Curitiba - O Ministério Público Estadual (MP-PR) investiga, sem conclusão, há sete anos, uma denúncia de funcionária ''fantasma'' na Assembleia Legislativa (AL) do Paraná. O caso também foi levado à própria AL em 20 de maio de 2003 anexado a documentações que comprovariam as irregularidades, no entanto, até hoje ninguém foi responsabilizado. O desvio de recursos públicos pode chegar a quase R$ 100 mil, uma vez que a funcionária estaria recebendo durante mais de dois anos um salário bruto de R$ 3,7 mil.

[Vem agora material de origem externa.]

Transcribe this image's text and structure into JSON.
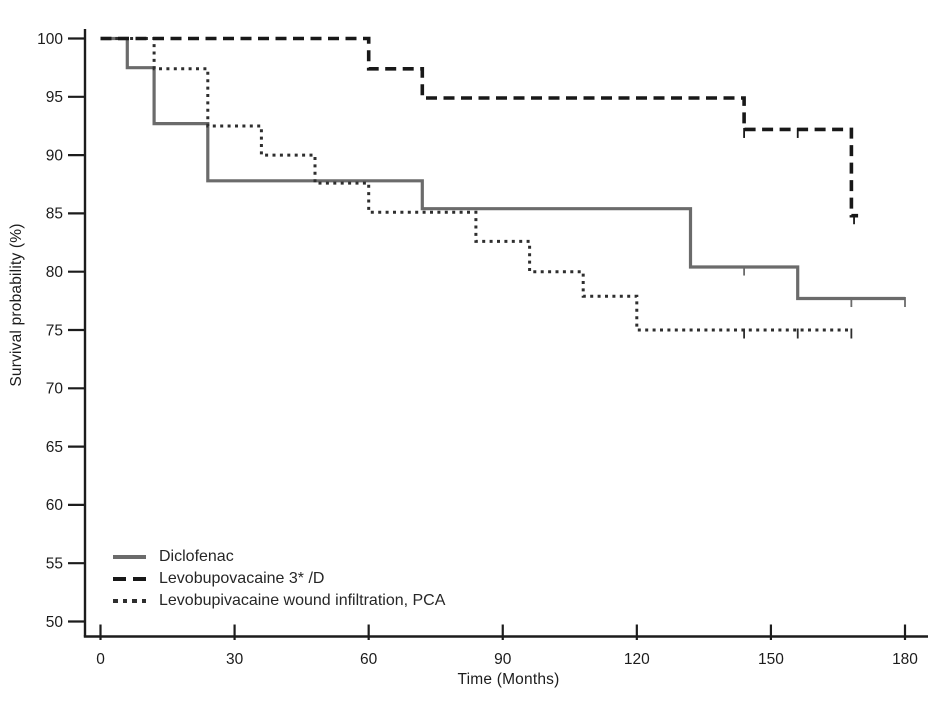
{
  "chart_data": {
    "type": "line",
    "subtype": "kaplan-meier-step",
    "title": "",
    "xlabel": "Time (Months)",
    "ylabel": "Survival probability (%)",
    "xlim": [
      0,
      180
    ],
    "ylim": [
      50,
      100
    ],
    "xticks": [
      0,
      30,
      60,
      90,
      120,
      150,
      180
    ],
    "yticks": [
      100,
      95,
      90,
      85,
      80,
      75,
      70,
      65,
      60,
      55,
      50
    ],
    "grid": false,
    "legend_position": "inside-lower-left",
    "colors": {
      "axis": "#1c1c1c",
      "tick_label": "#1c1c1c",
      "diclofenac": "#6b6b6b",
      "levobupovacaine": "#181818",
      "levobupivacaine_pca": "#2e2e2e",
      "background": "#ffffff"
    },
    "series": [
      {
        "name": "Diclofenac",
        "slug": "diclofenac",
        "style": "solid",
        "color": "#6b6b6b",
        "points": [
          [
            0,
            100
          ],
          [
            6,
            100
          ],
          [
            6,
            97.5
          ],
          [
            12,
            97.5
          ],
          [
            12,
            92.7
          ],
          [
            24,
            92.7
          ],
          [
            24,
            87.8
          ],
          [
            72,
            87.8
          ],
          [
            72,
            85.4
          ],
          [
            132,
            85.4
          ],
          [
            132,
            80.4
          ],
          [
            156,
            80.4
          ],
          [
            156,
            77.7
          ],
          [
            180,
            77.7
          ]
        ],
        "censored": [
          [
            144,
            80.4
          ],
          [
            168,
            77.7
          ],
          [
            180,
            77.7
          ]
        ]
      },
      {
        "name": "Levobupovacaine 3* /D",
        "slug": "levobupovacaine-3-d",
        "style": "dashed",
        "color": "#181818",
        "points": [
          [
            0,
            100
          ],
          [
            60,
            100
          ],
          [
            60,
            97.4
          ],
          [
            72,
            97.4
          ],
          [
            72,
            94.9
          ],
          [
            144,
            94.9
          ],
          [
            144,
            92.2
          ],
          [
            168,
            92.2
          ],
          [
            168,
            84.8
          ],
          [
            169.5,
            84.8
          ]
        ],
        "censored": [
          [
            144,
            92.2
          ],
          [
            156,
            92.2
          ],
          [
            168.6,
            84.8
          ]
        ]
      },
      {
        "name": "Levobupivacaine wound infiltration, PCA",
        "slug": "levobupivacaine-wound-infiltration-pca",
        "style": "dotted",
        "color": "#2e2e2e",
        "points": [
          [
            0,
            100
          ],
          [
            12,
            100
          ],
          [
            12,
            97.4
          ],
          [
            24,
            97.4
          ],
          [
            24,
            92.5
          ],
          [
            36,
            92.5
          ],
          [
            36,
            90
          ],
          [
            48,
            90
          ],
          [
            48,
            87.6
          ],
          [
            60,
            87.6
          ],
          [
            60,
            85.1
          ],
          [
            84,
            85.1
          ],
          [
            84,
            82.6
          ],
          [
            96,
            82.6
          ],
          [
            96,
            80
          ],
          [
            108,
            80
          ],
          [
            108,
            77.9
          ],
          [
            120,
            77.9
          ],
          [
            120,
            75
          ],
          [
            168,
            75
          ]
        ],
        "censored": [
          [
            144,
            75
          ],
          [
            156,
            75
          ],
          [
            168,
            75
          ]
        ]
      }
    ]
  }
}
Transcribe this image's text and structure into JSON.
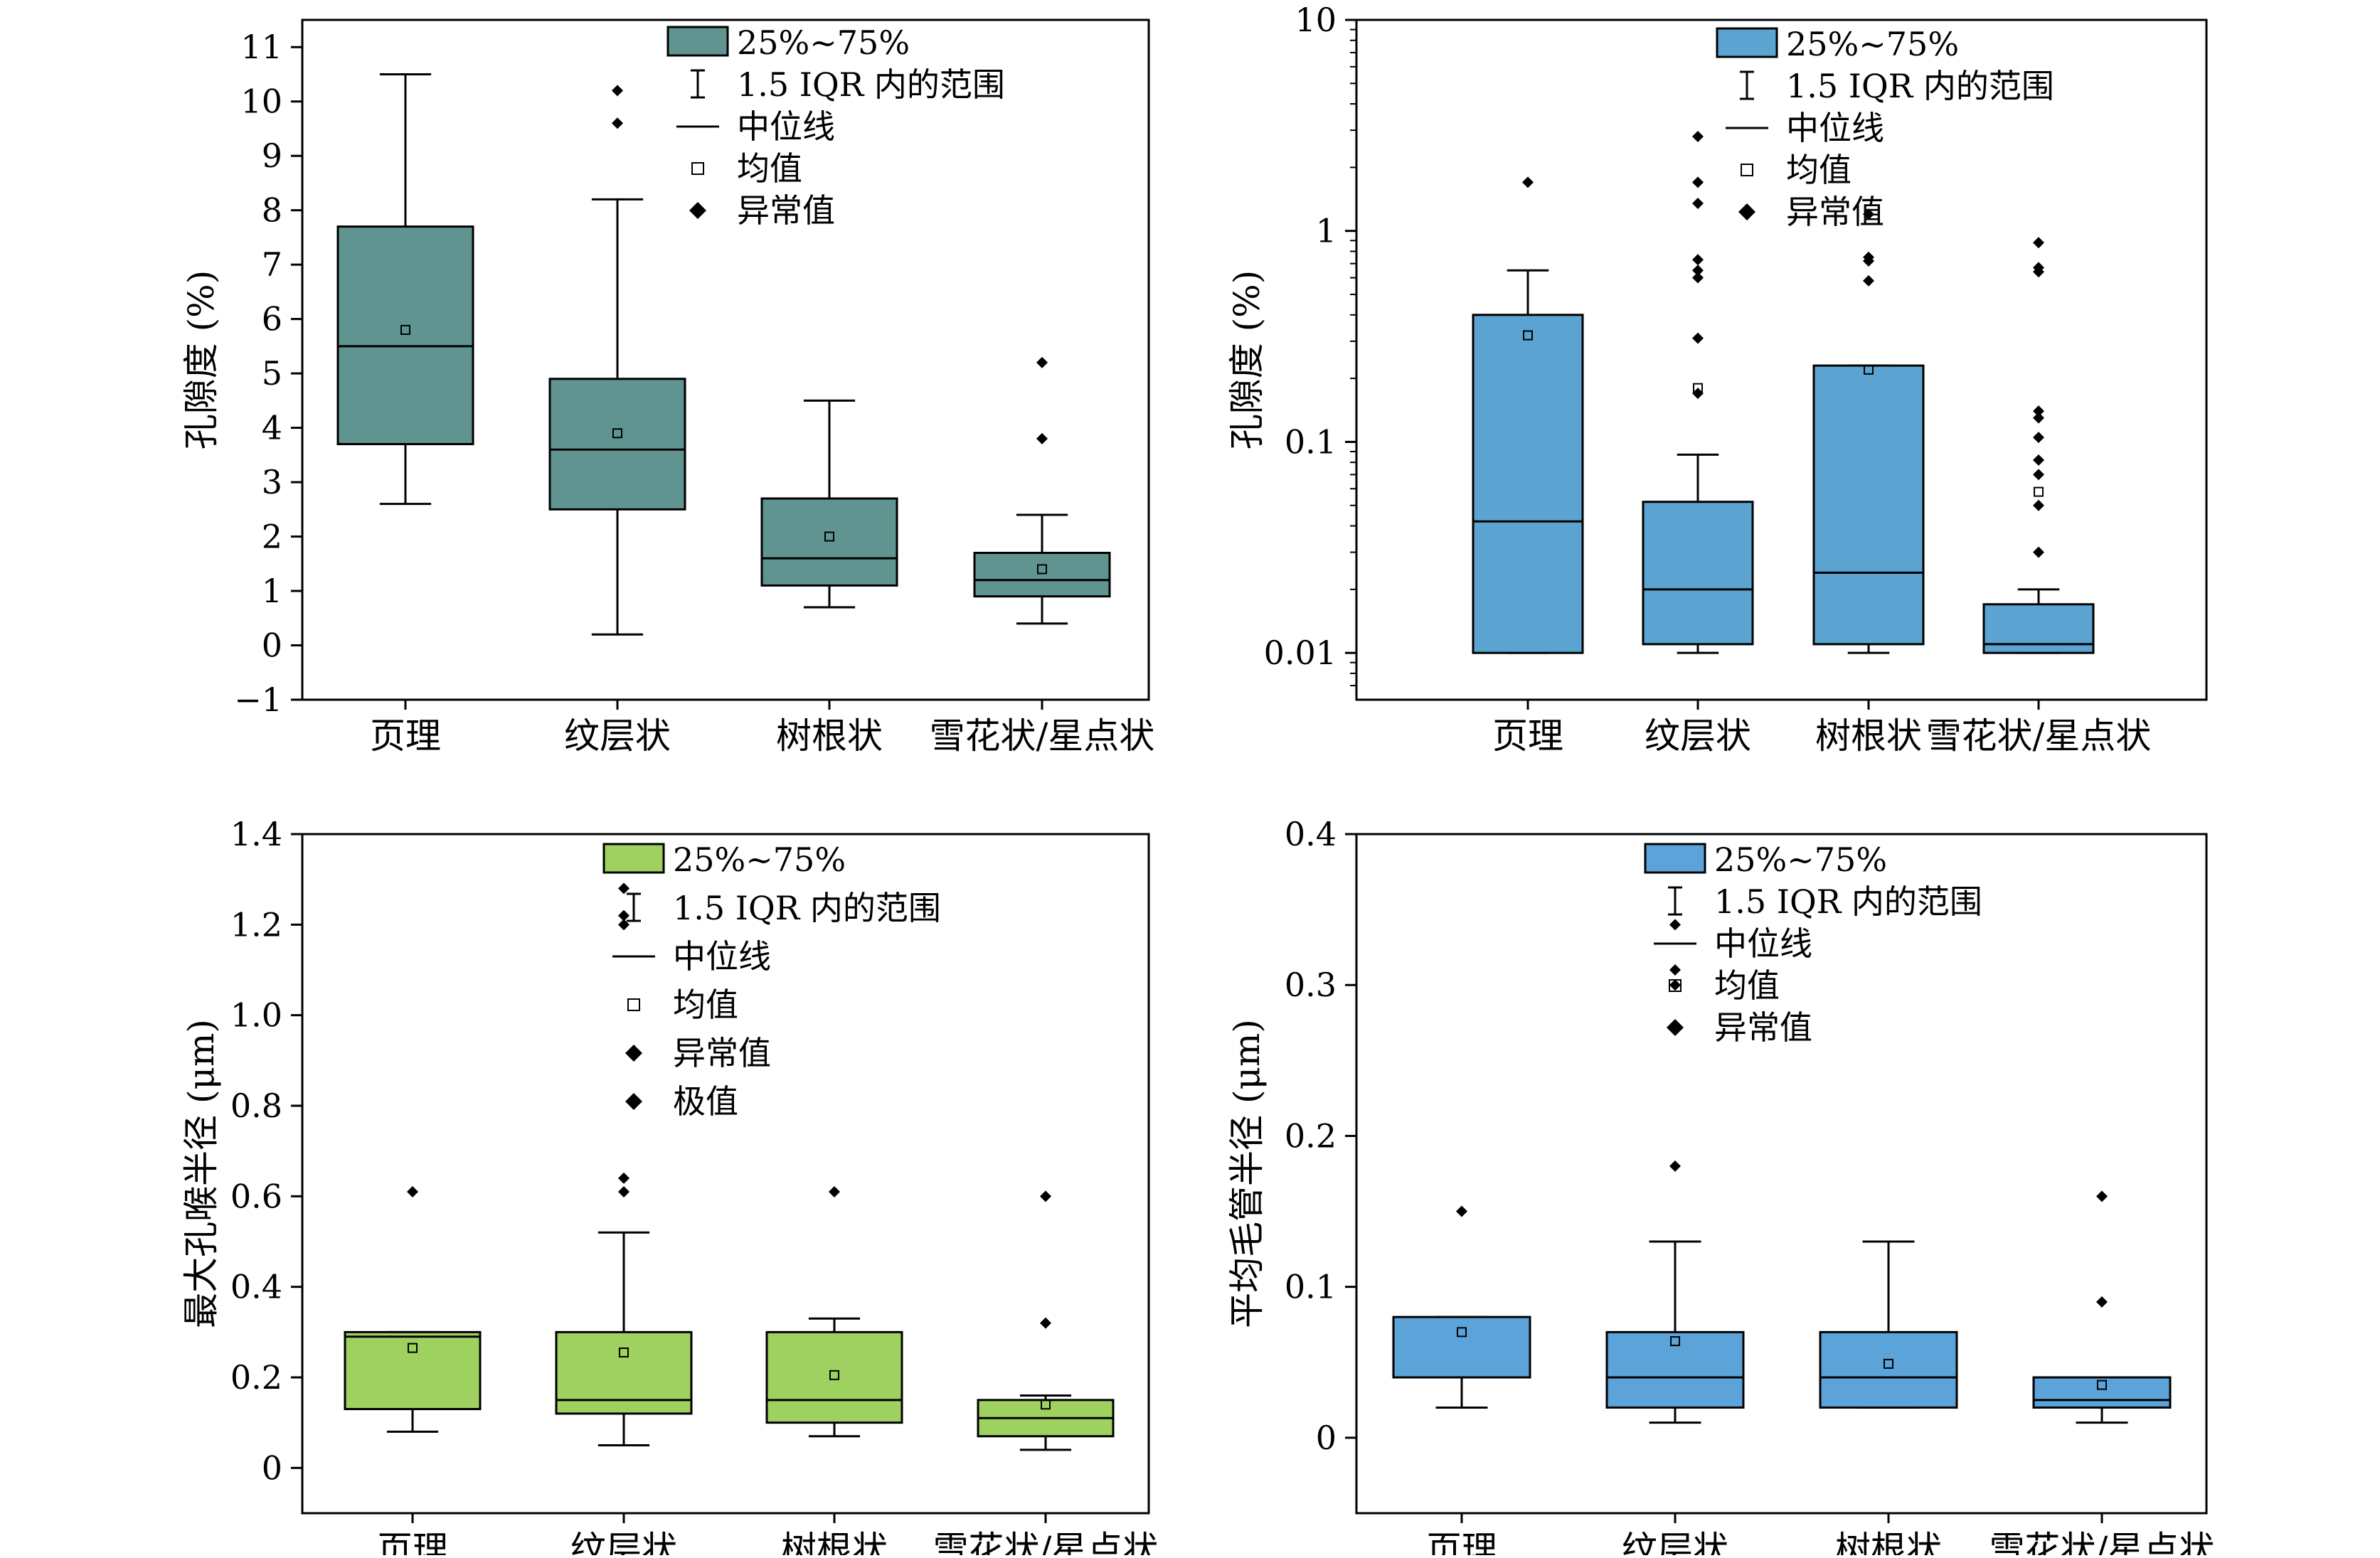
{
  "chart_data": [
    {
      "type": "box",
      "ylabel": "孔隙度 (%)",
      "categories": [
        "页理",
        "纹层状",
        "树根状",
        "雪花状/星点状"
      ],
      "yscale": "linear",
      "ylim": [
        -1,
        11.5
      ],
      "yticks": [
        -1,
        0,
        1,
        2,
        3,
        4,
        5,
        6,
        7,
        8,
        9,
        10,
        11
      ],
      "ytick_labels": [
        "−1",
        "0",
        "1",
        "2",
        "3",
        "4",
        "5",
        "6",
        "7",
        "8",
        "9",
        "10",
        "11"
      ],
      "box_color": "#5f9490",
      "legend_position": "top-right",
      "legend": [
        "25%~75%",
        "1.5 IQR 内的范围",
        "中位线",
        "均值",
        "异常值"
      ],
      "boxes": [
        {
          "category": "页理",
          "whisker_low": 2.6,
          "q1": 3.7,
          "median": 5.5,
          "q3": 7.7,
          "whisker_high": 10.5,
          "mean": 5.8,
          "outliers": []
        },
        {
          "category": "纹层状",
          "whisker_low": 0.2,
          "q1": 2.5,
          "median": 3.6,
          "q3": 4.9,
          "whisker_high": 8.2,
          "mean": 3.9,
          "outliers": [
            9.6,
            10.2
          ]
        },
        {
          "category": "树根状",
          "whisker_low": 0.7,
          "q1": 1.1,
          "median": 1.6,
          "q3": 2.7,
          "whisker_high": 4.5,
          "mean": 2.0,
          "outliers": []
        },
        {
          "category": "雪花状/星点状",
          "whisker_low": 0.4,
          "q1": 0.9,
          "median": 1.2,
          "q3": 1.7,
          "whisker_high": 2.4,
          "mean": 1.4,
          "outliers": [
            3.8,
            5.2
          ]
        }
      ]
    },
    {
      "type": "box",
      "ylabel": "孔隙度 (%)",
      "categories": [
        "页理",
        "纹层状",
        "树根状",
        "雪花状/星点状"
      ],
      "yscale": "log",
      "ylim": [
        0.006,
        10
      ],
      "yticks": [
        0.01,
        0.1,
        1,
        10
      ],
      "ytick_labels": [
        "0.01",
        "0.1",
        "1",
        "10"
      ],
      "box_color": "#5ba3d0",
      "legend_position": "top-right",
      "legend": [
        "25%~75%",
        "1.5 IQR 内的范围",
        "中位线",
        "均值",
        "异常值"
      ],
      "boxes": [
        {
          "category": "页理",
          "whisker_low": 0.01,
          "q1": 0.01,
          "median": 0.042,
          "q3": 0.4,
          "whisker_high": 0.65,
          "mean": 0.32,
          "outliers": [
            1.7
          ]
        },
        {
          "category": "纹层状",
          "whisker_low": 0.01,
          "q1": 0.011,
          "median": 0.02,
          "q3": 0.052,
          "whisker_high": 0.087,
          "mean": 0.18,
          "outliers": [
            0.17,
            0.31,
            0.6,
            0.65,
            0.73,
            1.35,
            1.7,
            2.8
          ]
        },
        {
          "category": "树根状",
          "whisker_low": 0.01,
          "q1": 0.011,
          "median": 0.024,
          "q3": 0.23,
          "whisker_high": 0.23,
          "mean": 0.22,
          "outliers": [
            0.58,
            0.72,
            0.75,
            1.2
          ]
        },
        {
          "category": "雪花状/星点状",
          "whisker_low": 0.01,
          "q1": 0.01,
          "median": 0.011,
          "q3": 0.017,
          "whisker_high": 0.02,
          "mean": 0.058,
          "outliers": [
            0.03,
            0.05,
            0.07,
            0.082,
            0.105,
            0.13,
            0.14,
            0.64,
            0.67,
            0.88
          ]
        }
      ]
    },
    {
      "type": "box",
      "ylabel": "最大孔喉半径 (μm)",
      "categories": [
        "页理",
        "纹层状",
        "树根状",
        "雪花状/星点状"
      ],
      "yscale": "linear",
      "ylim": [
        -0.1,
        1.4
      ],
      "yticks": [
        0,
        0.2,
        0.4,
        0.6,
        0.8,
        1.0,
        1.2,
        1.4
      ],
      "ytick_labels": [
        "0",
        "0.2",
        "0.4",
        "0.6",
        "0.8",
        "1.0",
        "1.2",
        "1.4"
      ],
      "box_color": "#9fd160",
      "legend_position": "top-right",
      "legend": [
        "25%~75%",
        "1.5 IQR 内的范围",
        "中位线",
        "均值",
        "异常值",
        "极值"
      ],
      "boxes": [
        {
          "category": "页理",
          "whisker_low": 0.08,
          "q1": 0.13,
          "median": 0.29,
          "q3": 0.3,
          "whisker_high": 0.3,
          "mean": 0.265,
          "outliers": [
            0.61
          ]
        },
        {
          "category": "纹层状",
          "whisker_low": 0.05,
          "q1": 0.12,
          "median": 0.15,
          "q3": 0.3,
          "whisker_high": 0.52,
          "mean": 0.255,
          "outliers": [
            0.61,
            0.64,
            1.2,
            1.22,
            1.28
          ]
        },
        {
          "category": "树根状",
          "whisker_low": 0.07,
          "q1": 0.1,
          "median": 0.15,
          "q3": 0.3,
          "whisker_high": 0.33,
          "mean": 0.205,
          "outliers": [
            0.61
          ]
        },
        {
          "category": "雪花状/星点状",
          "whisker_low": 0.04,
          "q1": 0.07,
          "median": 0.11,
          "q3": 0.15,
          "whisker_high": 0.16,
          "mean": 0.14,
          "outliers": [
            0.32,
            0.6
          ]
        }
      ]
    },
    {
      "type": "box",
      "ylabel": "平均毛管半径 (μm)",
      "categories": [
        "页理",
        "纹层状",
        "树根状",
        "雪花状/星点状"
      ],
      "yscale": "linear",
      "ylim": [
        -0.05,
        0.4
      ],
      "yticks": [
        0,
        0.1,
        0.2,
        0.3,
        0.4
      ],
      "ytick_labels": [
        "0",
        "0.1",
        "0.2",
        "0.3",
        "0.4"
      ],
      "box_color": "#5ba3d9",
      "legend_position": "top-right",
      "legend": [
        "25%~75%",
        "1.5 IQR 内的范围",
        "中位线",
        "均值",
        "异常值"
      ],
      "boxes": [
        {
          "category": "页理",
          "whisker_low": 0.02,
          "q1": 0.04,
          "median": 0.04,
          "q3": 0.08,
          "whisker_high": 0.08,
          "mean": 0.07,
          "outliers": [
            0.15
          ]
        },
        {
          "category": "纹层状",
          "whisker_low": 0.01,
          "q1": 0.02,
          "median": 0.04,
          "q3": 0.07,
          "whisker_high": 0.13,
          "mean": 0.064,
          "outliers": [
            0.18,
            0.3,
            0.31,
            0.34
          ]
        },
        {
          "category": "树根状",
          "whisker_low": 0.02,
          "q1": 0.02,
          "median": 0.04,
          "q3": 0.07,
          "whisker_high": 0.13,
          "mean": 0.049,
          "outliers": []
        },
        {
          "category": "雪花状/星点状",
          "whisker_low": 0.01,
          "q1": 0.02,
          "median": 0.025,
          "q3": 0.04,
          "whisker_high": 0.04,
          "mean": 0.035,
          "outliers": [
            0.09,
            0.16
          ]
        }
      ]
    }
  ]
}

P.K.L.N. descobriu que estava lotada na Assembleia quando foi receber seu primeiro pagamento referente a um estágio no Instituto Ambiental do Paraná (IAP). Por ela já estar registrada como funcionária do Estado, não poderia trabalhar em outro órgão. Com um pedido de informações ao Legislativo estadual, recebeu a cópia do contracheque e soube que estaria lotada no gabinete do então deputado estadual Fernando Ribas Carli, hoje prefeito de Guarapuava.
A jovem declarou em cartório que chegou a trabalhar durante cinco meses, com salário de R$ 300 - de agosto a dezembro de 1999 - no gabinete do deputado. Mas após ter deixado o cargo, teve outros empregos em Guarapuava, cidade onde morava. Ao descobrir que ainda estava registrada, ela procurou um cartório para declarar que não tinha nenhum vínculo empregatício com a Assembleia, apenas recebia uma bolsa de estudos na universidade que estudava, pertencente a Carli.
A partir de um pedido de informações protocolado na AL, ela descobriu que seu contrato começou em 1º de março de 2001 e que foi exonerada do cargo em 30 de abril de 2003. No entanto, no mês de abril de 2003 ela trabalhou no escritório regional do IAP de Guarapuava, conforme prova com a folha ponto assinada por ela diariamente.
O caso foi informado à própria AL, com um pedido de informações sobre a situação funcional de P.K.L.N, para instrução de ação popular. Na ocasião, a resposta do então procurador geral da Assembleia, Ayrton Costa Loyola, foi de que a ''Administração Pública agasalha-se com o princípio básico infraconstitucional da Autotutela Administrativa'' e que o Poder Legislativo tem um controle interno - Comissão de Fiscalização - e externo - Tribunal de Contas do Estado - justamente para ''zelar pela legalidade, moralidade e eficiência de seus atos condutas e decisões (...)''. Em razão da ''autotutela administrativa'' o pedido foi negado.
A denúncia também foi levada ao Ministério Público Estadual. Em 20 de maio de 2003 todos os documentos que comprovariam a ilicitude foram protocolados à Procuradoria Geral de Justiça. A investigação do caso permanece em aberto até hoje.
Procurado, o MP-PR informou, por meio de sua assessoria de imprensa, que chegou a convocar a jovem para prestar esclarecimentos. P.K.L.N. teria dado um depoimento contraditório, não confirmando todas as informações que haviam sido declaradas em cartório. As apurações dos fatos continuaram, mas quando a jovem foi chamada novamente para depor, não foi mais localizada.
A reportagem procurou a família dela. Uma tia informou que ela mora no exterior e que nenhum familiar se pronunciaria sobre o assunto. ''Esse assunto já morreu, nem adianta procurar.''
A Assembleia Legislativa não comentou o caso, mas afirmou que se manifestaria. A Prefeitura de Guarapuava informou, por sua assessoria de imprensa, que aguarda o término da investigação para se pronunciar.